After reading your post trying to figure out the problem I was also thinking about mine. Your problem sounded to much like mine. I kept saying I didnt have a vac leak, I have checked many times. You mentioned spraying starting fluid around the intake and carb which I have done. So I figured what the heck I'll do it again if it doesnt work I will have cleaned my carb and intake. To my amazment as I sprayed around the intake I found a vac leak. It must have got worse enough over time to raise its ugly head. Hang in there and dont give up the answer will come to you. I am hoping I got the answer for my problem.
I've checked everything at least 3 times so far. But it is the simple things you miss that will mess you up. Plugged all vac lines and it still pops. Adjusted timing and carb and finally got 18 on the vac gauge. Pops still. Decided to double check vac advance and danged if it isn't working, can't get a vac at all on the thing, must be a bad diaphragm. Will change that today, I still think it shouldn't pop even without it hooked up, but have never tried before on another motor.

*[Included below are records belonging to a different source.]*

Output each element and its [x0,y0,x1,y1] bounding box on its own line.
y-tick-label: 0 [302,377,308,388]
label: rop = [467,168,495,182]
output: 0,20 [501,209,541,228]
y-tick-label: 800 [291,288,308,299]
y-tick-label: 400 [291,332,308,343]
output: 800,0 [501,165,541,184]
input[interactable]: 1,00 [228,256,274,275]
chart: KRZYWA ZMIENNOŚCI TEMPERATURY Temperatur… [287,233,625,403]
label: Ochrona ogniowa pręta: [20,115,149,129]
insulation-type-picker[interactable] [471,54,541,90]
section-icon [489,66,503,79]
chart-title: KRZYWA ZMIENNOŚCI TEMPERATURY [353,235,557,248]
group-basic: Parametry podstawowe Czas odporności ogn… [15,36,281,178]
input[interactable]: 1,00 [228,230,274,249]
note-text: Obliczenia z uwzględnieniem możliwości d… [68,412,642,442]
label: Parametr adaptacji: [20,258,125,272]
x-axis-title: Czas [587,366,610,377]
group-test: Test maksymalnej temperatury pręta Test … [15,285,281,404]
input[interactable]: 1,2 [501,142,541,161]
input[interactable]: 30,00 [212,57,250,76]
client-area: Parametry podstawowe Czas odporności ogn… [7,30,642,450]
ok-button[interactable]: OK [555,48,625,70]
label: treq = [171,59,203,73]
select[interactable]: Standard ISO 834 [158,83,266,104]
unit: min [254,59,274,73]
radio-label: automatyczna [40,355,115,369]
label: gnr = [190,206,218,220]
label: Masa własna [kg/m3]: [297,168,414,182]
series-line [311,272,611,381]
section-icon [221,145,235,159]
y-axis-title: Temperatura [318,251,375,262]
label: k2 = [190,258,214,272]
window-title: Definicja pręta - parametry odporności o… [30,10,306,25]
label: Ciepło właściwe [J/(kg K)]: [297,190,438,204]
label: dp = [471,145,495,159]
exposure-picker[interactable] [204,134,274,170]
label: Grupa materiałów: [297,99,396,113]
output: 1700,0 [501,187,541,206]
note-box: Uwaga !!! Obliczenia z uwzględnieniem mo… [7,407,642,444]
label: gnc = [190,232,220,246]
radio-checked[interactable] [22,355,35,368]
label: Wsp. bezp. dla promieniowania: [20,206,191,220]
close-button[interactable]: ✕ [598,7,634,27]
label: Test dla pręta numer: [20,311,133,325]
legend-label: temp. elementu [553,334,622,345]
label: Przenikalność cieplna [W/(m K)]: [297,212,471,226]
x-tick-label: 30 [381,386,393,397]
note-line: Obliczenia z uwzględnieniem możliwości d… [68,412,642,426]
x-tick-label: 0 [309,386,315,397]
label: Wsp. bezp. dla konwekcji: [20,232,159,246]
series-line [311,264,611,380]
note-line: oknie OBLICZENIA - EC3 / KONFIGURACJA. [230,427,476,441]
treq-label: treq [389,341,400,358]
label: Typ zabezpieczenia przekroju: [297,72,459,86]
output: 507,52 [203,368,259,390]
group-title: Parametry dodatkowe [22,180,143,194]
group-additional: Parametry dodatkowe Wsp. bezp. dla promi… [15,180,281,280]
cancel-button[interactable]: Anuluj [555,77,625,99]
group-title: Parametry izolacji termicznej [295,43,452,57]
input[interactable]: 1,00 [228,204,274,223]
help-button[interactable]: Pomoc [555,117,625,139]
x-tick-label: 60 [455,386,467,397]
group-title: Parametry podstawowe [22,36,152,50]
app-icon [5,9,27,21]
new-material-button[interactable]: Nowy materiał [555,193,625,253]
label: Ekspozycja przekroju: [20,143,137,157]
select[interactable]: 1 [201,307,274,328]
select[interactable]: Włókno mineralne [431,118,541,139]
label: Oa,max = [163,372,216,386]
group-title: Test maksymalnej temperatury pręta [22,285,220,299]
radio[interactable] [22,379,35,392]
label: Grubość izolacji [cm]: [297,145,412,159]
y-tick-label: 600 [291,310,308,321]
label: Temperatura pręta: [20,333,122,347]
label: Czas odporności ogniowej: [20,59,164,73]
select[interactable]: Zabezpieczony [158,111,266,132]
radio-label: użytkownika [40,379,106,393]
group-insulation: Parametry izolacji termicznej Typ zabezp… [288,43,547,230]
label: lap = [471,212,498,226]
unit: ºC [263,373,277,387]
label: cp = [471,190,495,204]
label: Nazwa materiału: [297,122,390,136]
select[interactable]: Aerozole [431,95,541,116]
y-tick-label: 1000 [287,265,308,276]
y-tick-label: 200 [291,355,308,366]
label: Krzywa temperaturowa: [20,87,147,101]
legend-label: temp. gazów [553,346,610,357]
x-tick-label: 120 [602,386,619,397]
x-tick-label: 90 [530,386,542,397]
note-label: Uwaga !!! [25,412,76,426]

If this doesn't work I'm wondering if the carb is big enough, I don't know the full history of this motor so it may have been gone through and bored out, heads may have been done also so I'm not for sure.
Another update in the carb saga. See if I did this correctly. Wanted to check firing order, this is what we did.
1. Set #1 at TDC (0 on balancer, piston at top, felt compression, rotor pointing at #1 on dizzy)
2. Turned motor until the next cylinder came on compression stroke, turned out to be the #3 ( balancer turned about 120 degrees)
3. Continued, #7 was next and then #2.
It seems we were using the wrong order as everyone has suggested, the problem is, we changed order to 1-3-7-2-6-5-4-8, now it won't start at all.
When timing is retarded it backfires through the exhaust and when it is advanced as far as the dizzy will let me it tries but won't start.
Will pull dizzy out tonight and rotate advanced 1 tooth. Does anyone have an easy way to line up the oil pump shaft?
Does all this sound right for the problem we are having?
Carb is a stock Motocraft 2 BBl
If this fails I will pull of valve covers.
Last edited by machipman; May 9, 2006 at 08:56 AM.
Reason: add info
Update, I hate when people don't post when things are fixed, FrankenTruck lives. After re-doing the firing order and a vac leak and moving the dizzy 2 teeth it runs and drives fine. Some minor tuning but it is good, thanks to all that helped.